Nous nous proposons de reposer la question d'un répertoire spécifique pour vielle en choisissant une « entrée » différente. Jusqu'à maintenant, nous l'avons défini à partir des pièces musicales pour lesquelles l'auteur (ou le collecteur, ou l'éditeur) cite la vielle comme l'instrument (ou comme un des instruments) avec lequel on doit, (ou l'on peut) jouer le morceau considéré. Mais il existe un autre répertoire, bien plus restreint, où la mention vielle apparaît accolée à une pièce particulière avec une volonté que l'on pourrait appeler imitative 1 , comme si l'auteur indiquait par-là qu'il a recherché un effet vielle, une évocation distinctive de la spécificité de l'instrument. Le compositeur écrit alors « dans le goût de vielle », cette expression étant utilisée par Jean-Philippe Rameau dans Platée pour désigner deux menuets dont nous reparlerons. Il faudrait dire qu'il s'agit pour le compositeur soit de mettre en évidence la couleur sonore de l'instrument, soit de peindre le joueur de vielle en faisant surgir un personnage, qui, dans la tradition, s'est attaché l'instrument, à savoir le gueux qui mendie ou le villageois en fête. La vielle ne serait pas alors au service du morceau musical, c'est ce dernier qui devrait réussir à en faire la peinture. En repérant les caractéristiques particulières de ce répertoire, on pourrait donc mieux comprendre la représentation de l'instrument qu'en ont les auteurs, puisque ceux-ci nous montreraient ce qu'il faut parvenir à réaliser pour « faire vielle ». Aussi sera-t-il intéressant de prendre en considération deux répertoires, d'une part celui qui est écrit spécifiquement pour l'instrument (avec une mention spéciale donnant à entendre qu'il faut jouer à la manière d'une vielle, ce qu'indique généralement le titre), et d'autre part le répertoire formé de ces quelques cas où ce n'est pas en jouant de cet instrument que l'on doit donner une représentation de la vielle ou du vielleux, mais en jouant d'un autre instrument ; on pense alors naturellement au clavecin, au violon ou à la flûte. Nous présenterons alors cinq œuvres baroques voulant évoquer la vielle, signées de Lully, François Couperin, Mouret, Rameau et Dufour.

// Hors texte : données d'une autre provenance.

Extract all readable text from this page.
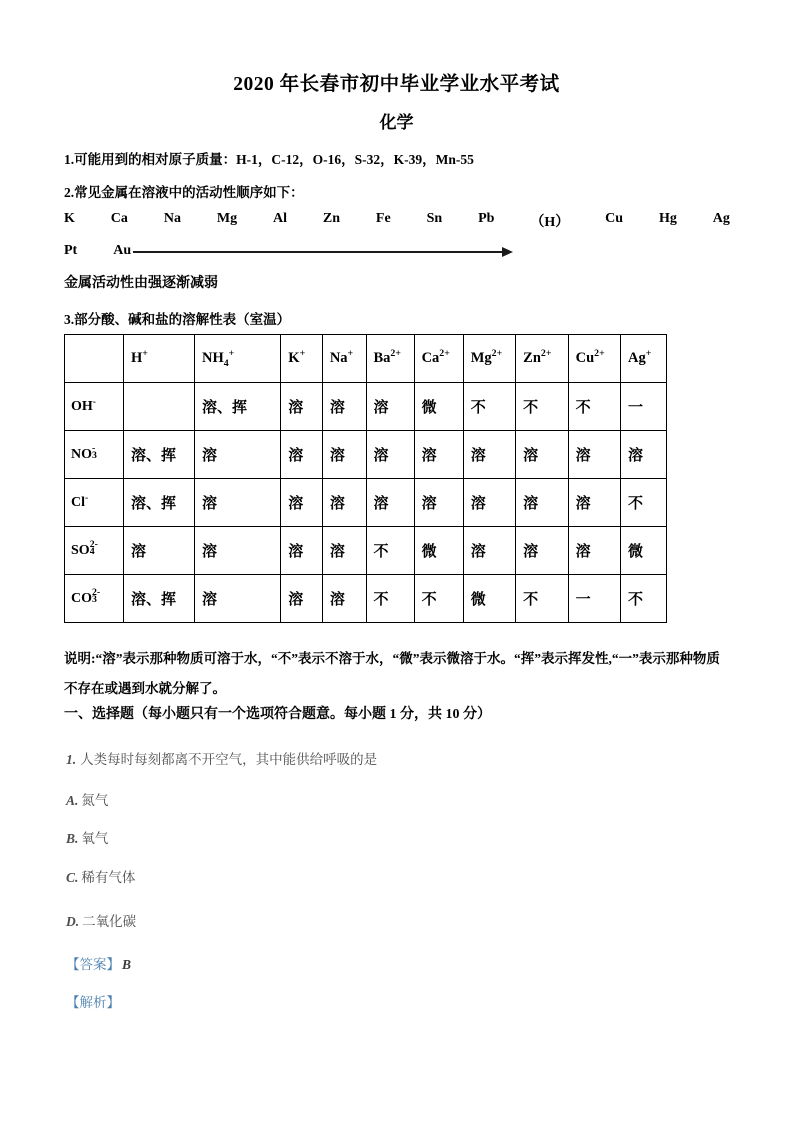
2020 年长春市初中毕业学业水平考试
化学
1.可能用到的相对原子质量：H-1，C-12，O-16，S-32，K-39，Mn-55
2.常见金属在溶液中的活动性顺序如下：
K	Ca	Na	Mg	Al	Zn	Fe	Sn	Pb	（H）	Cu	Hg	Ag
Pt	Au
金属活动性由强逐渐减弱
3.部分酸、碱和盐的溶解性表（室温）
	H+	$NH_4^+$	K+	Na+	$Ba^{2+}$	$Ca^{2+}$	$Mg^{2+}$	$Zn^{2+}$	$Cu^{2+}$	Ag+
OH-		溶、挥	溶	溶	溶	微	不	不	不	一
NO -
3	溶、挥	溶	溶	溶	溶	溶	溶	溶	溶	溶
Cl-	溶、挥	溶	溶	溶	溶	溶	溶	溶	溶	不
SO 2-
4	溶	溶	溶	溶	不	微	溶	溶	溶	微
CO 2-
3	溶、挥	溶	溶	溶	不	不	微	不	一	不
说明:“溶”表示那种物质可溶于水，“不”表示不溶于水，“微”表示微溶于水。“挥”表示挥发性,“一”表示那种物质不存在或遇到水就分解了。
一、选择题（每小题只有一个选项符合题意。每小题 1 分，共 10 分）
1. 人类每时每刻都离不开空气，其中能供给呼吸的是
A. 氮气
B. 氧气
C. 稀有气体
D. 二氧化碳
【答案】 B
【解析】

Le lecteur verra que notre effort de classement des pièces « pour vielle » revêt pour le moins un caractère arbitraire. Nous nous en expliquons en conclusion de ce chapitre ; ce qui compte ce n'est pas le résultat, (c’est à dire le classement en lui-même), c’est, en amont, au moment de l'élaboration, (c’est à dire quand on veut stabiliser le classement), le sens que l'on va donner aux difficultés rencontrées. L'analyse du processus compte plus que le résultat.
Voir notre chapitre 2, section 2.6.5. ; Musique française, musique italienne. Nous empruntons à un travail de Claude Dauphin l'idée d'une imitation « picturale », fortement développée dans la musique baroque française.